Grunhi algo que não deveria ter nenhum sentido e que Enzo entendeu como um sim e como um incentivo para continuar.

- Adla e o garoto são enterrados e o corpo de Luciano desaparece. Corre uma lenda de que o próprio demônio tenha vindo buscá-lo, o que eu particularmente acho uma lenda infundada já que o demônio tem lacaios para fazerem esse serviço por ele.

Suspirei porque um novo arrepio sacudiu as minhas costas, já encontrara alguns demônios pelo caminho e tinha péssimas lembranças.

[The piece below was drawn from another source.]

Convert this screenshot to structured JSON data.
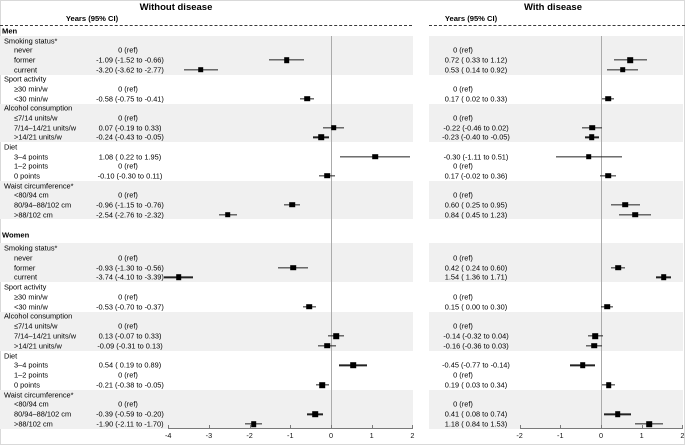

- E duzentos e trinta anos depois temos nosso contratante, senhor Basílio, que adquiriu essa casa em ruínas e investiu todos os seus recursos para trazê-la ao esplendor de séculos passados. O que ele não podia prever é que, além do esplendor de outros tempos, ele parece ter despertado espíritos esquecidos que querem vê-lo longe daqui.

Houve um bip em um dos equipamentos, Enzo e eu esticamos os pescoços constatando que na câmera próxima a nosso quarto a temperatura caíra dois graus.

- Eeeeenzooooo...

- Pelas palavras do nosso anfitrião os fenômenos são de batidas, sons como se algo estivesse sendo arrastado, objetos que se movem sozinhos, presenças, cheiros, risadas e por três vezes ele diz ter visto a sombra de Luciano próximo ao túmulo de Adla. – Enzo concluiu como se nada estivesse acontecendo.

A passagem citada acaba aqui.